Primary assessment and accountability under the new national curriculum. Department for Education July 2013

If pupils are assessed on “essential knowledge” then primary schools will have to teach it. The consultation document on primary assessment says academies and free schools are “not required to teach the national curriculum” but still makes it clear:

“New end of key stage assessments will be introduced in summer 2016, after pupils have been taught the new national curriculum for two years.” (My highlighting)

So, in theory primary academies and free schools aren’t required by law to teach the national curriculum but in practice they will do so because the curriculum will form the basis of Key Stage 2 tests.

Squealer would put it like this:

“My fellow animals! We have given academies freedom to opt out of the national curriculum. They can cast off the chains of central prescription. But we pigs would be neglecting our duty if we did not offer some guidance. Our proposed national curriculum programmes of study set out what pupils should be taught. And young animals will be assessed at the end of key stage 2 on how well they have assimilated this knowledge.”
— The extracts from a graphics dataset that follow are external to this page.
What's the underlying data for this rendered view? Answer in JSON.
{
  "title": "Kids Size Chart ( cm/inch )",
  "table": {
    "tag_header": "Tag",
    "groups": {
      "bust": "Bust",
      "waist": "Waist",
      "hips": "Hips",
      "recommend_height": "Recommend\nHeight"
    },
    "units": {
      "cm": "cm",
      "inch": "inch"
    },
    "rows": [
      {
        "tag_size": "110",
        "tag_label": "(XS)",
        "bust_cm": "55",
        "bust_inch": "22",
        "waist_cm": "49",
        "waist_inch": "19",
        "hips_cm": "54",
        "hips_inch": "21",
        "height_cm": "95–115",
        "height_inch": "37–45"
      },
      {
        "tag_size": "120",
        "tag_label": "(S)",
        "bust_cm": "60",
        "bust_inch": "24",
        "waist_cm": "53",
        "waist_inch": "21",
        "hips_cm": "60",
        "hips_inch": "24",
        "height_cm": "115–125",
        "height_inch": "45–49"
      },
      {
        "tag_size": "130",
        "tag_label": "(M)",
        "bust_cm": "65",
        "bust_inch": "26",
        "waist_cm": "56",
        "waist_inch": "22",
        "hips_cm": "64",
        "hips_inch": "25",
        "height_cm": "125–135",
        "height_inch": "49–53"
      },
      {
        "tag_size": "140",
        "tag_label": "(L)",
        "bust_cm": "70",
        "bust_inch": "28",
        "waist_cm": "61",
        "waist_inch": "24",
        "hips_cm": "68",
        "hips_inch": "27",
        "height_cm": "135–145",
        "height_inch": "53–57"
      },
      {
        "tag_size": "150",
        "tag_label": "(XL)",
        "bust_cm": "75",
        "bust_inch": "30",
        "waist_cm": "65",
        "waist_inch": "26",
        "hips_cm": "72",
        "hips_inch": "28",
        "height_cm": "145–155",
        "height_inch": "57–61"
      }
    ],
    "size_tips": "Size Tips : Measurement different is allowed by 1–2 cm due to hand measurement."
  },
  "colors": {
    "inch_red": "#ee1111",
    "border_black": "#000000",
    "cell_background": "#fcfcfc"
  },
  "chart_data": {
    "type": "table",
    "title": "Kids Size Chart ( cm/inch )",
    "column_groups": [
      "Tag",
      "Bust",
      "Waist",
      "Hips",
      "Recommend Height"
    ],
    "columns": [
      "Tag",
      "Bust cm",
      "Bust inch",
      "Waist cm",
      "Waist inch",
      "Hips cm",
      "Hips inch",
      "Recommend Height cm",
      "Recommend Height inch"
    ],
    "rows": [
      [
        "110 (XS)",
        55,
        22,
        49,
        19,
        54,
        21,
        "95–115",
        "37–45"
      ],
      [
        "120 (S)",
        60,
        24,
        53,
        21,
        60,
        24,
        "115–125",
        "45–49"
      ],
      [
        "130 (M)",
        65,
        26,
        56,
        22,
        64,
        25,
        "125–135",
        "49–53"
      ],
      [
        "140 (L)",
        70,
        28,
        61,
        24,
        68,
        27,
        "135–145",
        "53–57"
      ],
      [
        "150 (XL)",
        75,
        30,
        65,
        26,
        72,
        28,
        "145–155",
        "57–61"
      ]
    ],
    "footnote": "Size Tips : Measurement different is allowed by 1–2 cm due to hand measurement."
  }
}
At the same time the DfE proposes to set a higher target for 11 year-olds in the expectation that raising the bar will cause more children to clear it. Squealer again:

“It is scandalous that too few animals achieve good Level 4 passes at the end of primary school. So the new national curriculum tests will be more demanding, with a higher and more ambitious expected standard. This will ensure that young animals who clear the bar are genuinely ready to succeed in secondary education.”*

The Government also expects children to make uniform progress. It recognises children arrive at school with different levels of development having not progressed uniformly since birth. But once they are in school they must all progress at the same rate as if the circumstances that prevented or encouraged earlier progress no longer apply.

International evidence, says the Government, shows that education systems perform best when schools are given autonomy within strong accountability systems. But the autonomy offered to primary academies to opt out of the national curriculum is illusory and the proposed strong accountability system is not what is practised elsewhere**. Only 4 out of 34 OECD countries set national tests at primary level and the OECD warned there was already too much emphasis on raw exam results in England.

The Government’s response is more testing: Spelling, punctuation and grammar at 11; phonics screening tests in year 1; a possible baseline test at 5 and harder high stakes tests at 11. But accountability isn’t just external tests, league tables and benchmarks policed by Ofsted. The Government pays lip service to formative assessment but the true emphasis is on summative exams.

 

*The italicised section came from the consultation document. The only word that was changed was “pupils”. This became “young animals”.

**See faqs above How are schools held accountable in OECD member countries? and What are the examination and assessment systems in OECD countries?